Since u = x/t ==> t = x/u ==> fac_t = fac_x / fac_u = 0.01m/20m/s = 0.0005s

Fine!
Now, if I perform one update step in the simulation I update the actual flows time with 0.0005s.

Generally I think one can state, that chosing dt_lb = 1, dx_lb = 1 their counterparts in physical units dt_p and dx_p denote the scale factor.

But I’d like to discuss some further stuff here regarding the lattice velocity and the lattice speed of sound. The lattice speed is always defined as c=dt/dx. Is there an intuitive explanation for this? What does the lattice speed actually represent?

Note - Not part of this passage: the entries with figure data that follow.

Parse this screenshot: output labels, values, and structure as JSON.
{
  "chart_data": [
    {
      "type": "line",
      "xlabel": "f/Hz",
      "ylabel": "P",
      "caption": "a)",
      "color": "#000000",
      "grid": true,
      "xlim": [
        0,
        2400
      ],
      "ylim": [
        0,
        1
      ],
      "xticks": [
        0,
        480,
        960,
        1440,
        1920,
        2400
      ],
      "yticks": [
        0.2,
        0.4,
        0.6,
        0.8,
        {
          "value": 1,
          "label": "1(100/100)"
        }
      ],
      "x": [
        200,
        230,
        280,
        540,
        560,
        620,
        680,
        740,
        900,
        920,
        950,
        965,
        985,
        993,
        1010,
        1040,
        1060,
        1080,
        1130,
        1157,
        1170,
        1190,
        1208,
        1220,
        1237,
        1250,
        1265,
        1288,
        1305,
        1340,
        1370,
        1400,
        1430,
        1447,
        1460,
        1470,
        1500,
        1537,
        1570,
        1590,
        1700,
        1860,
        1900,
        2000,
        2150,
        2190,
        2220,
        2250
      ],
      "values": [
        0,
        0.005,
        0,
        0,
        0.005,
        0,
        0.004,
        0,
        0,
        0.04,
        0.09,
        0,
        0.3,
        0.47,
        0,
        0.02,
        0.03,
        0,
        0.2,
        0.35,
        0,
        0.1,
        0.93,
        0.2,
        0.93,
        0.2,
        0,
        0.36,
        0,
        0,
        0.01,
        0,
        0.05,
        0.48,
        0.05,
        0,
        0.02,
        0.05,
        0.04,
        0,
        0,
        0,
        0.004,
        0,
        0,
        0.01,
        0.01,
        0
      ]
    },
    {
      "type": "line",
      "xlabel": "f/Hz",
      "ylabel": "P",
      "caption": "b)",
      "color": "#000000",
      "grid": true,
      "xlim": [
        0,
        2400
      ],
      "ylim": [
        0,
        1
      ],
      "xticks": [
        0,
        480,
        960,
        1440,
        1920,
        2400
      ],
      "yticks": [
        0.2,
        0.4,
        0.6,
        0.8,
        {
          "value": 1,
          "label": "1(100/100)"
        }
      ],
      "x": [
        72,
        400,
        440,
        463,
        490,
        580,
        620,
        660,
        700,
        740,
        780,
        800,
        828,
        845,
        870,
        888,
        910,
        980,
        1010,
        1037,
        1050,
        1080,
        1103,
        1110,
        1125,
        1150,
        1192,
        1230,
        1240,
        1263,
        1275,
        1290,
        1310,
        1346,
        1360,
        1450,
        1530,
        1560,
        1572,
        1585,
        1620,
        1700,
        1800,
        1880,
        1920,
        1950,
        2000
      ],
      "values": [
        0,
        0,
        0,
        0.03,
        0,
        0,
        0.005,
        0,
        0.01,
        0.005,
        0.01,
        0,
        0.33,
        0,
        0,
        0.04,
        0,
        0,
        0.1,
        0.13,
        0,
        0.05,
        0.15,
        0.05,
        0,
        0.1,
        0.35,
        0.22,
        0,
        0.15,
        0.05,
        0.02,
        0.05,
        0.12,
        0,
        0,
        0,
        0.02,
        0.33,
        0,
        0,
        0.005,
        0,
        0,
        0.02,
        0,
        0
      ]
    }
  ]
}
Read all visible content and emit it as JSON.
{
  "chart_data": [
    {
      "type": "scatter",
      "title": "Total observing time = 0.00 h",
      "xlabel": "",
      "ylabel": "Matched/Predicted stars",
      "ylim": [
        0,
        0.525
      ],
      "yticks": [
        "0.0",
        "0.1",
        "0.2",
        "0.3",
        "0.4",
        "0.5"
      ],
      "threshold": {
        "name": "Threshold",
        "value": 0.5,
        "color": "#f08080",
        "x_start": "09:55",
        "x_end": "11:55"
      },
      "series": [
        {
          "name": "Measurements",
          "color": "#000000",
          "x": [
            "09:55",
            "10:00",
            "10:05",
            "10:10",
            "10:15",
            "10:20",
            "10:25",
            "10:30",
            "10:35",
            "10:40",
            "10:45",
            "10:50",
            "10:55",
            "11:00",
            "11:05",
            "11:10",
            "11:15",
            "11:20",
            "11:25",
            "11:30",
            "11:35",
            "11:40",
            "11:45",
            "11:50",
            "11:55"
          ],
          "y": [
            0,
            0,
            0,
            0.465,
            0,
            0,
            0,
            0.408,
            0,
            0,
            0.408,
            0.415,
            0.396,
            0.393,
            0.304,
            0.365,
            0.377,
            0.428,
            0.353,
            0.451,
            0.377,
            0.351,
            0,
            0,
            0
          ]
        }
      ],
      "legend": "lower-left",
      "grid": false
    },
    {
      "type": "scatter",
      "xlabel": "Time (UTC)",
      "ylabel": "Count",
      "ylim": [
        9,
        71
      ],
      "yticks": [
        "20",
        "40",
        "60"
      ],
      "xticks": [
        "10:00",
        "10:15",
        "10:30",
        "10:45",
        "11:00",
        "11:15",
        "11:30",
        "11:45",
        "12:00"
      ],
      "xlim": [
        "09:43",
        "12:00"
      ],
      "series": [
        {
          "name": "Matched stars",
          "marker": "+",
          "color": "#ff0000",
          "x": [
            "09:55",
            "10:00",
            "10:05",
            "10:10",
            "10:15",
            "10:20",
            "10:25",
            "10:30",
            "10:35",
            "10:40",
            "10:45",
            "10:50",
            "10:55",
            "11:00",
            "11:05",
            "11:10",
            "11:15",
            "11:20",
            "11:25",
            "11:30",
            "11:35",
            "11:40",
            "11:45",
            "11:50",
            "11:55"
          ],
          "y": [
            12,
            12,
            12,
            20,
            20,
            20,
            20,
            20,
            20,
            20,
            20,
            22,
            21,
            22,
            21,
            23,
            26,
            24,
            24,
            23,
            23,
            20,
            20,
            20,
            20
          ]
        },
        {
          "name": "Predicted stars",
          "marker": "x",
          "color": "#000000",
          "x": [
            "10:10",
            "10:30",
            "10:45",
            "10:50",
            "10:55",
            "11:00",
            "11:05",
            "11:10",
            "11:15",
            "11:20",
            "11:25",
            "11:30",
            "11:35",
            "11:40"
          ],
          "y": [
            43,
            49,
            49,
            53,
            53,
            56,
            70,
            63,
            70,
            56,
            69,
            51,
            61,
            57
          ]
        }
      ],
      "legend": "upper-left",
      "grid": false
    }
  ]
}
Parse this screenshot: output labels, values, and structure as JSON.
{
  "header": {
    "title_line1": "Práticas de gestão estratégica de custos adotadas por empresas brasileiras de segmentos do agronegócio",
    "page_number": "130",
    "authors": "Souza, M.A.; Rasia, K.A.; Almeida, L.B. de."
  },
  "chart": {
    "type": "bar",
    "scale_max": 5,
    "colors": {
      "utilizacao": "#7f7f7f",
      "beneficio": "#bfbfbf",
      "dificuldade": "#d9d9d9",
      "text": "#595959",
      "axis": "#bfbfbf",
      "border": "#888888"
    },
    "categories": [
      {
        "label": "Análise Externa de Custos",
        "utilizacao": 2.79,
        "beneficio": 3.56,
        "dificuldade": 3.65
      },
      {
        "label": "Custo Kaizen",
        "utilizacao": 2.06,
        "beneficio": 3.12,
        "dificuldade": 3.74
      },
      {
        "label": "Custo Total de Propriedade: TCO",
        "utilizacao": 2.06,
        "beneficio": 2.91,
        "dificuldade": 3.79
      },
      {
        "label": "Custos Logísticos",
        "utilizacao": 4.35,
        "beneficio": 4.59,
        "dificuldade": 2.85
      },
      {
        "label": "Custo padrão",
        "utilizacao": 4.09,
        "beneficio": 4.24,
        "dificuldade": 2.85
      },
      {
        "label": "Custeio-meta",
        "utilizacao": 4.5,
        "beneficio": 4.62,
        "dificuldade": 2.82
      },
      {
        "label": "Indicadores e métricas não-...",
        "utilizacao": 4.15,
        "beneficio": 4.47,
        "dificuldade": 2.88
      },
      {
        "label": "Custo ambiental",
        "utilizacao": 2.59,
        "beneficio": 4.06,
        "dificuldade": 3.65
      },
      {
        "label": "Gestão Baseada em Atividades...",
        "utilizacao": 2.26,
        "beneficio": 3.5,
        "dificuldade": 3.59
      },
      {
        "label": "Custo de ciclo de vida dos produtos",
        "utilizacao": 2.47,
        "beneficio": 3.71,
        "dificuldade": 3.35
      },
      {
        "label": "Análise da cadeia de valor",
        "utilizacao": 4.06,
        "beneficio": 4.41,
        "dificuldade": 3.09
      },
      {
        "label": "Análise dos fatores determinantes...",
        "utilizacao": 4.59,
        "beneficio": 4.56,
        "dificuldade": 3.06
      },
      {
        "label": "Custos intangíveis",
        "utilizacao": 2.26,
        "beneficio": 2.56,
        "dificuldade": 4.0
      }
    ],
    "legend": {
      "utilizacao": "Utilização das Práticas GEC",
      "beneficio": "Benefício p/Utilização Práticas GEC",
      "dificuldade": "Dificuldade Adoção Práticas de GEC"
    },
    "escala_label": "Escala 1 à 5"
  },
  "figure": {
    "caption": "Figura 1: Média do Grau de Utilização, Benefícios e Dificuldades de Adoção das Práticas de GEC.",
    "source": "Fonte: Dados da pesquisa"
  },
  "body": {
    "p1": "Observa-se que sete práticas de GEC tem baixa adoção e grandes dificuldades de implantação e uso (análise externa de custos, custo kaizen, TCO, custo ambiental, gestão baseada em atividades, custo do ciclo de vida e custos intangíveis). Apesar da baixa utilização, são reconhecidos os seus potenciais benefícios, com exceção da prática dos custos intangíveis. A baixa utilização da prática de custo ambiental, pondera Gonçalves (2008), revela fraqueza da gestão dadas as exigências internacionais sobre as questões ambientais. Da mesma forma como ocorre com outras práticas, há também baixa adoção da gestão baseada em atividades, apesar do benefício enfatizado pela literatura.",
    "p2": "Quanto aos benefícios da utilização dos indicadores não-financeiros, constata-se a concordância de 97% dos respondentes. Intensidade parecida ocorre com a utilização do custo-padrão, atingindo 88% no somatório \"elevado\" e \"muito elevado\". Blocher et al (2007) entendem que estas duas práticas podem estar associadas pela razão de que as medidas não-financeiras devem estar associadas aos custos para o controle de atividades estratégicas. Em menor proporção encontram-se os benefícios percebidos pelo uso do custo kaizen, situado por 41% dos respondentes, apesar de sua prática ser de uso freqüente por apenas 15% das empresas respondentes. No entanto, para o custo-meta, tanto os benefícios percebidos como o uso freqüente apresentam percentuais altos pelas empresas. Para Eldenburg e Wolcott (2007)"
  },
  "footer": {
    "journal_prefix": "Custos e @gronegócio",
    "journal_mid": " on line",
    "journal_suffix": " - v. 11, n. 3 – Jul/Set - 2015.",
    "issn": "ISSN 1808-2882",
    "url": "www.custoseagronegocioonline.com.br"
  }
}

Your explanation seems to be correct.
I am not entirely sure how to interpret the speed of sound in the lattice. But I would be glad if somebody would explain it.

How important is the lattice speed in the OpenLb converter if your are starting flow from zero, especially for porous media where you do not know the final flow rate for a given pressure drop?
I have used the OpenLb a lot for zero initial condition flows and in all, i just pick arbitrary combinations of Re and U such that they give me a specified tau, i.e viscosity. For me, I am not interested in the OpenLB Re and U, my final simulation gives me velocities that I can use to calculate the main Re for my flow.
Are my assumptions correct?

if you do not U or Re, then you have to try and play around. I have never simulated porous media flow. But you can always compute the upper value of the velocity: Due to the obstacles, the final flow velocity will always be smaller than that of a Poiseuille flow with same pressure gradient, right? The question is by which amount the final velocity is reduced. What about Darcy’s law? If you could guess the order of the permeability, it would help.